We love guava season! Here’s what’s so great about guavas:
- They taste like a tropical version of a pear
- When made into jam, the whole house smells lovely
- Half of them are a beautiful shade of pink on the inside
Here’s what’s not so great about guavas:
- Since they’re small, peeling them for jam takes a long time
- They’re prone to worminess (because they’re so sweet)
- They’re full of seeds
So, making jam out of guavas can be a long process, but for me it’s totally worth it.
Sometimes people are confused about guavas because in some places, guavas are as large as a tennis ball, green on the outside, white on the inside, sour, crunchy, and a bit dry. Both fruits really are guavas, but they’re very different from each other.
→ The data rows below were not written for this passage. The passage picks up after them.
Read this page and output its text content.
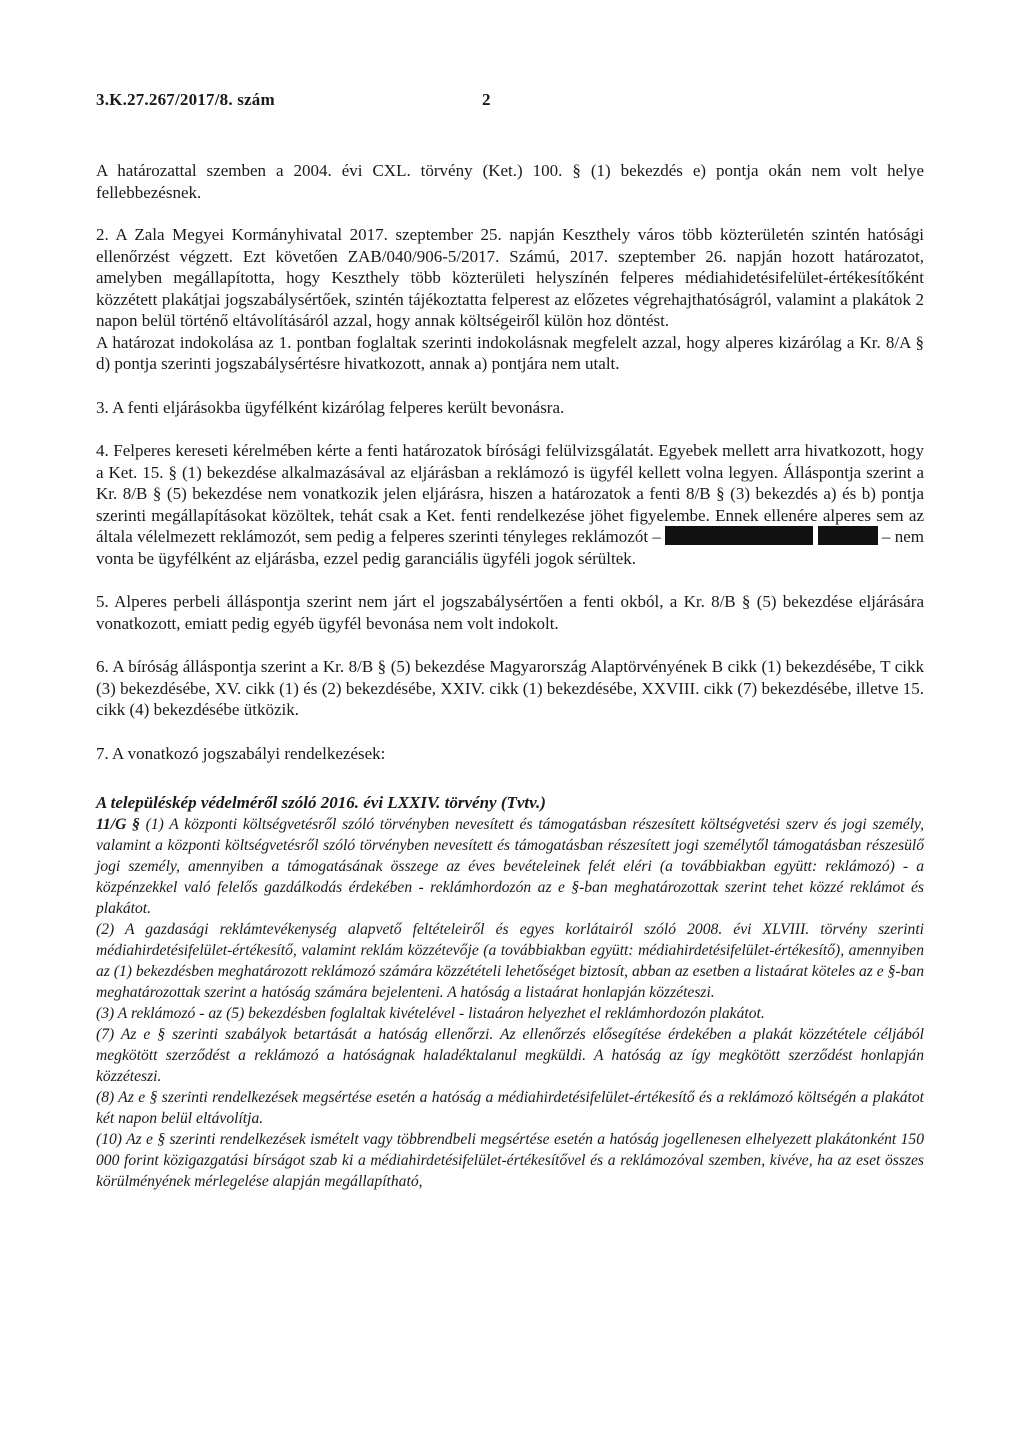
3.K.27.267/2017/8. szám	2

A határozattal szemben a 2004. évi CXL. törvény (Ket.) 100. § (1) bekezdés e) pontja okán nem volt helye fellebbezésnek.

2. A Zala Megyei Kormányhivatal 2017. szeptember 25. napján Keszthely város több közterületén szintén hatósági ellenőrzést végzett. Ezt követően ZAB/040/906-5/2017. Számú, 2017. szeptember 26. napján hozott határozatot, amelyben megállapította, hogy Keszthely több közterületi helyszínén felperes médiahidetésifelület-értékesítőként közzétett plakátjai jogszabálysértőek, szintén tájékoztatta felperest az előzetes végrehajthatóságról, valamint a plakátok 2 napon belül történő eltávolításáról azzal, hogy annak költségeiről külön hoz döntést.

A határozat indokolása az 1. pontban foglaltak szerinti indokolásnak megfelelt azzal, hogy alperes kizárólag a Kr. 8/A § d) pontja szerinti jogszabálysértésre hivatkozott, annak a) pontjára nem utalt.

3. A fenti eljárásokba ügyfélként kizárólag felperes került bevonásra.

4. Felperes kereseti kérelmében kérte a fenti határozatok bírósági felülvizsgálatát. Egyebek mellett arra hivatkozott, hogy a Ket. 15. § (1) bekezdése alkalmazásával az eljárásban a reklámozó is ügyfél kellett volna legyen. Álláspontja szerint a Kr. 8/B § (5) bekezdése nem vonatkozik jelen eljárásra, hiszen a határozatok a fenti 8/B § (3) bekezdés a) és b) pontja szerinti megállapításokat közöltek, tehát csak a Ket. fenti rendelkezése jöhet figyelembe. Ennek ellenére alperes sem az általa vélelmezett reklámozót, sem pedig a felperes szerinti tényleges reklámozót –	– nem vonta be ügyfélként az eljárásba, ezzel pedig garanciális ügyféli jogok sérültek.

5. Alperes perbeli álláspontja szerint nem járt el jogszabálysértően a fenti okból, a Kr. 8/B § (5) bekezdése eljárására vonatkozott, emiatt pedig egyéb ügyfél bevonása nem volt indokolt.

6. A bíróság álláspontja szerint a Kr. 8/B § (5) bekezdése Magyarország Alaptörvényének B cikk (1) bekezdésébe, T cikk (3) bekezdésébe, XV. cikk (1) és (2) bekezdésébe, XXIV. cikk (1) bekezdésébe, XXVIII. cikk (7) bekezdésébe, illetve 15. cikk (4) bekezdésébe ütközik.

7. A vonatkozó jogszabályi rendelkezések:

A településkép védelméről szóló 2016. évi LXXIV. törvény (Tvtv.)

11/G § (1) A központi költségvetésről szóló törvényben nevesített és támogatásban részesített költségvetési szerv és jogi személy, valamint a központi költségvetésről szóló törvényben nevesített és támogatásban részesített jogi személytől támogatásban részesülő jogi személy, amennyiben a támogatásának összege az éves bevételeinek felét eléri (a továbbiakban együtt: reklámozó) - a közpénzekkel való felelős gazdálkodás érdekében - reklámhordozón az e §-ban meghatározottak szerint tehet közzé reklámot és plakátot.

(2) A gazdasági reklámtevékenység alapvető feltételeiről és egyes korlátairól szóló 2008. évi XLVIII. törvény szerinti médiahirdetésifelület-értékesítő, valamint reklám közzétevője (a továbbiakban együtt: médiahirdetésifelület-értékesítő), amennyiben az (1) bekezdésben meghatározott reklámozó számára közzétételi lehetőséget biztosít, abban az esetben a listaárat köteles az e §-ban meghatározottak szerint a hatóság számára bejelenteni. A hatóság a listaárat honlapján közzéteszi.

(3) A reklámozó - az (5) bekezdésben foglaltak kivételével - listaáron helyezhet el reklámhordozón plakátot.

(7) Az e § szerinti szabályok betartását a hatóság ellenőrzi. Az ellenőrzés elősegítése érdekében a plakát közzététele céljából megkötött szerződést a reklámozó a hatóságnak haladéktalanul megküldi. A hatóság az így megkötött szerződést honlapján közzéteszi.

(8) Az e § szerinti rendelkezések megsértése esetén a hatóság a médiahirdetésifelület-értékesítő és a reklámozó költségén a plakátot két napon belül eltávolítja.

(10) Az e § szerinti rendelkezések ismételt vagy többrendbeli megsértése esetén a hatóság jogellenesen elhelyezett plakátonként 150 000 forint közigazgatási bírságot szab ki a médiahirdetésifelület-értékesítővel és a reklámozóval szemben, kivéve, ha az eset összes körülményének mérlegelése alapján megállapítható,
It’s a very short season, so we have to make the most of it while it lasts. When we find them at the market, they usually don’t have many guavas, so we might buy all of them! Sometimes we can’t find them at the market at all even though we know there are lots of ripe ones on trees. I think the problem is that Lao people like them unripe and sour, so by the time guavas get to the sweet, soft, fragrant stage, Lao people are tired of them and don’t think it’s worth it to bring them to the market. Guavas only cost about 50 cents a kilo (or 25 cents a pound)! Last week James was in a village for work and asked if they had any guavas and whether could he buy some. No, he couldn’t buy any because no one had time to pick them, but he was welcome to pick them himself for free. So he did! James and a little boy picked 3 kilos of guavas! They probably could have gotten more, but James didn’t want to burden me with too much jam making.
How to make guava jam:
- Peel and roughly chop all your guavas.
- Weigh them. For every kilo (or 2 pounds) of guavas, add 2 cups of sugar.
- Stir guavas and sugar together in a large pot on the stove
- Simmer over low heat for 15 minutes. At the beginning stir frequently until the guava juice is released.
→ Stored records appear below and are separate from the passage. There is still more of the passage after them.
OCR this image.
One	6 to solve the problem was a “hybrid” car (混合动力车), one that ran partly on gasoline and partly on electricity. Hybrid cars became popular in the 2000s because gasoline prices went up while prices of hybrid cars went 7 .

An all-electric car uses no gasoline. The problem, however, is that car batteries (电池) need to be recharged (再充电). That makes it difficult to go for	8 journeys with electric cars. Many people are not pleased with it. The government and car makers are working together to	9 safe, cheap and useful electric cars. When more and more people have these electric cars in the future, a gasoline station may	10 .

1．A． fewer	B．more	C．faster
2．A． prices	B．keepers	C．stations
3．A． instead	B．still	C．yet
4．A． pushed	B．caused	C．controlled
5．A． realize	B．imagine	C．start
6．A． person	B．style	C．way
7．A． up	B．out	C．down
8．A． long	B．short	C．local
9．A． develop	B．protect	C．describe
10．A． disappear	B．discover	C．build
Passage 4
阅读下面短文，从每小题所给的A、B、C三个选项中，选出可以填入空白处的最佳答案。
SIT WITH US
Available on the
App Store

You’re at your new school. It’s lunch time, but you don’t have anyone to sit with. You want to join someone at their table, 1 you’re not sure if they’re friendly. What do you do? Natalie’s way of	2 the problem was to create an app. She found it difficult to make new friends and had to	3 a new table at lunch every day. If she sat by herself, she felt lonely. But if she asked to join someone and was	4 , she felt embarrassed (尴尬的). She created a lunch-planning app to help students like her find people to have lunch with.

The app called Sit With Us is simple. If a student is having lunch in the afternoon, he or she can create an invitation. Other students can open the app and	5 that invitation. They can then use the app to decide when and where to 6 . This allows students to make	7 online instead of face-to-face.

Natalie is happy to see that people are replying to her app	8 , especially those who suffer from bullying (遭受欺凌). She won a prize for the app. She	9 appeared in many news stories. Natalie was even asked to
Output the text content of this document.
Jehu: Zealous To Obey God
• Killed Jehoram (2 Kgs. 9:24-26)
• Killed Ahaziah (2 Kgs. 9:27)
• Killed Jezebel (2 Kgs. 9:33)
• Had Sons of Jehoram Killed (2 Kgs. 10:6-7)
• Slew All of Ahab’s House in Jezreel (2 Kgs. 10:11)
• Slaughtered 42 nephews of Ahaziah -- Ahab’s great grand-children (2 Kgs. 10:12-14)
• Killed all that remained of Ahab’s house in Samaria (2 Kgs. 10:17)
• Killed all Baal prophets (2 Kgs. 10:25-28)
- Remove from heat and blend with a hand-held soup blender. (You could also use a standard blender.)
- Strain all the seeds out. You need the right kind of strainer for this step. Look for a metal one that has holes smaller than the guava seeds. Use a spoon to scrape back and forth across the strainer until all the pulp has gone through.
- Return to the stove and simmer over low heat until the jam is thick.